Fehlende Anordnung eines Einreiseverbots führt nicht zur Rechtswidrigkeit der Abschiebung

1. Ist im Zeitpunkt einer Abschiebung in einen Drittstaat keine Entscheidung über ein Einreiseverbot oder dessen Befristung ergangen, bewirkt dies nicht die Rechtswidrigkeit der Abschiebung.

2. Es besteht kein Rechtswidrigkeitszusammenhang zwischen der Abschiebung und einem Einreiseverbot (sowie seiner Befristung).

3. Nach Unionsrecht kann ohne behördliche oder richterliche Entscheidung im Einzelfall (entgegen dem Wortlaut des § 11 Abs. 1 AufenthG) kein Einreise- und Aufenthaltsverbot entstehen.

(Amtliche Leitsätze)

Schlagwörter: Einreise- und Aufenthaltsverbot, Abschiebung, Rechtswidrigkeit, Befristung, Abschiebungskosten, Abschiebungsandrohung, Auslegung, Rückkehrentscheidung, Kostenerstattung,
Normen: AufenthG § 11, AufenthG § 66, AufenthG § 67, AsylG § 34, AsylG § 55 Abs. 1, AsylG § 67 Abs. 1 Nr. 6, BGB § 133, BGB § 157, RL 2008/115/EG Art. 2, RL 2008/115/EG Art. 3, RL 2008/115/EG Art. 11, RL 2008/115/EG Art. 12, RL 2008/115/EG Art. 13
Auszüge:

[...]

aa) Die Rechtmäßigkeit der im August 2013 erfolgten Abschiebung ist auf der Grundlage des § 11 AufenthG in der Fassung des Richtlinienumsetzungsgesetzes vom 22. November 2011 (BGBl I S. 2258) zu prüfen. Der Gesetzgeber ging seinerzeit davon aus, Art. 11 der Richtlinie 2008/115/EG (Rückführungsrichtlinie) richtlinienkonform umgesetzt zu haben (BT-Drs. 17/5470 S. 21; BR-Drs. 210/11 vom 15. April 2011 S. 55).
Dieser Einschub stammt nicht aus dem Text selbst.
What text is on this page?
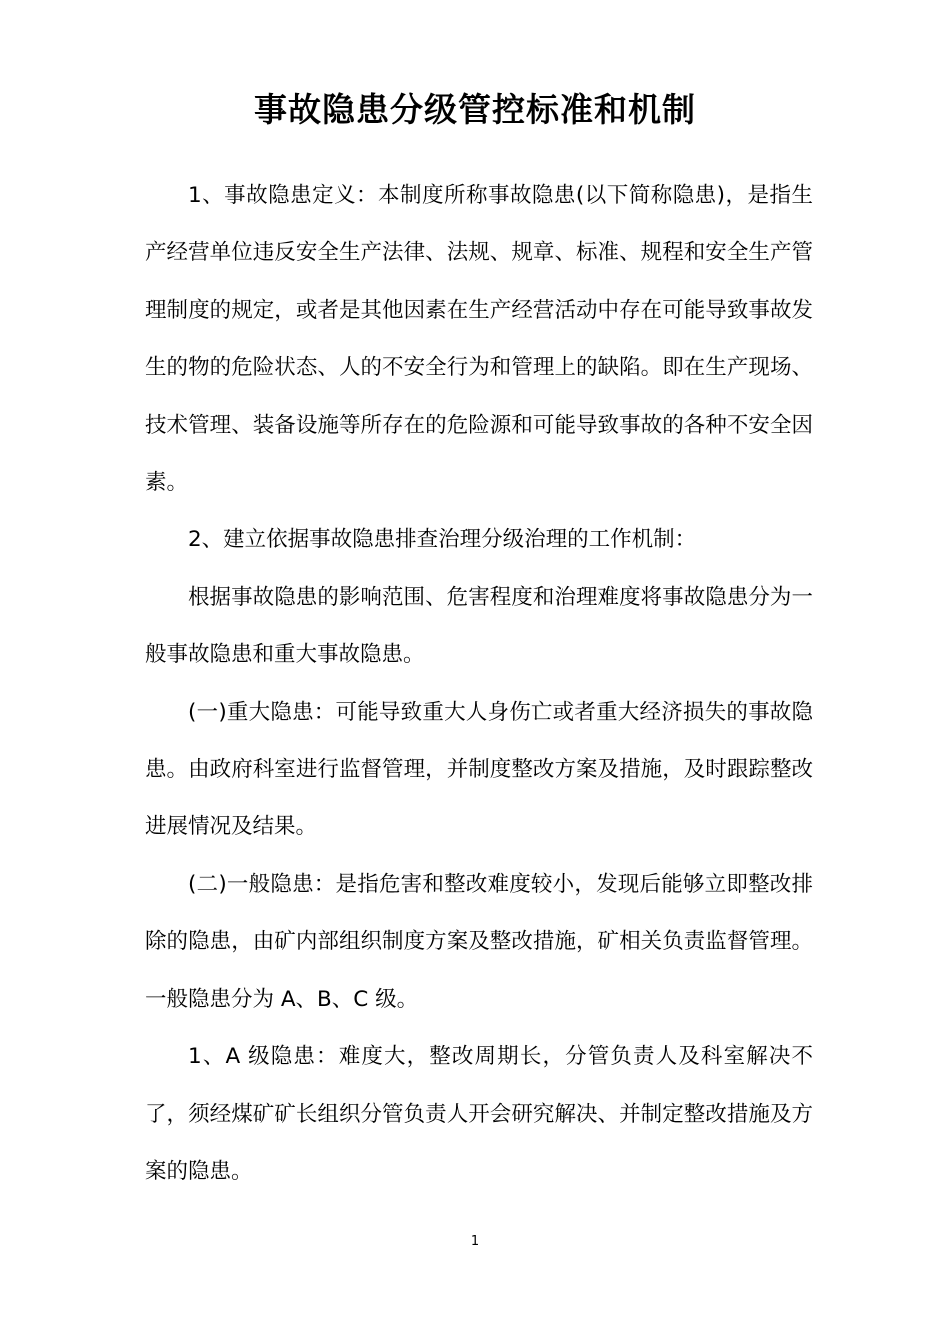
事故隐患分级管控标准和机制

1、事故隐患定义：本制度所称事故隐患(以下简称隐患)，是指生产经营单位违反安全生产法律、法规、规章、标准、规程和安全生产管理制度的规定，或者是其他因素在生产经营活动中存在可能导致事故发生的物的危险状态、人的不安全行为和管理上的缺陷。即在生产现场、技术管理、装备设施等所存在的危险源和可能导致事故的各种不安全因素。

2、建立依据事故隐患排查治理分级治理的工作机制：

根据事故隐患的影响范围、危害程度和治理难度将事故隐患分为一般事故隐患和重大事故隐患。

(一)重大隐患：可能导致重大人身伤亡或者重大经济损失的事故隐患。由政府科室进行监督管理，并制度整改方案及措施，及时跟踪整改进展情况及结果。

(二)一般隐患：是指危害和整改难度较小，发现后能够立即整改排除的隐患，由矿内部组织制度方案及整改措施，矿相关负责监督管理。一般隐患分为 A、B、C 级。

1、A 级隐患：难度大，整改周期长，分管负责人及科室解决不了，须经煤矿矿长组织分管负责人开会研究解决、并制定整改措施及方案的隐患。

1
Nach § 11 Abs. 1 Satz 1 AufenthG 2011 darf ein Ausländer, der ausgewiesen, zurückgeschoben oder abgeschoben ist, nicht erneut in das Bundesgebiet einreisen und sich darin aufhalten. Der Gesetzgeber hat damit an dem schon in § 8 Abs. 2 AuslG 1990 verankerten Prinzip festgehalten, dass eine Abschiebung kraft Gesetzes ein Einreise- und Aufenthaltsverbot auslöst. Beibehalten worden war u.a. auch die Regelung in § 11 Abs. 1 Satz 3 AufenthG, wonach die in § 11 Abs. 1 Satz 1 und 2 AufenthG (a.F.) bezeichneten Wirkungen (Einreise- und Aufenthaltsverbot sowie Titelerteilungssperre) (nur) auf Antrag befristet werden. Im Regelungsmodell der Richtlinie 2008/115/EG ist das Einreiseverbot jedoch als antragsunabhängige, mit einer Rückkehrentscheidung von Amts wegen einhergehende Einzelfallentscheidung ausgestaltet, in der die Dauer der befristeten Untersagung des Aufenthalts in Anbetracht der jeweiligen Umstände des Einzelfalls festgelegt wird (BVerwG, Urteil vom 10. Juli 2012 - 1 C 19.11 - BVerwGE 143, 277 Rn. 37). Die Begriffsbestimmung des Einreiseverbots in Art. 3 Nr. 6 Richtlinie 2008/115/EG fordert eine "behördliche oder richterliche Entscheidung oder Maßnahme, mit der die Einreise in das Hoheitsgebiet der Mitgliedstaaten und der dortige Aufenthalt für einen bestimmten Zeitraum untersagt wird und die mit einer Rückkehrentscheidung einhergeht." Daraus folgt, dass es sich bei der Anordnung des Einreiseverbots um eine im Einzelfall zu treffende behördliche oder richterliche Entscheidung handeln muss. Zudem muss diese Einzelfallentscheidung die Einreise und den Aufenthalt für einen bestimmten Zeitraum untersagen, also von Amts wegen (vgl. EuGH, Urteil vom 19. September 2013 - C-297/12 [ECLI:EU: C:2013:569], Filev und Osmani - Rn. 27 ff., 31) eine bestimmte Dauer festsetzen (Art. 11 Abs. 2 i.V.m. Art. 3 Nr. 6 der Richtlinie 2008/115/EG).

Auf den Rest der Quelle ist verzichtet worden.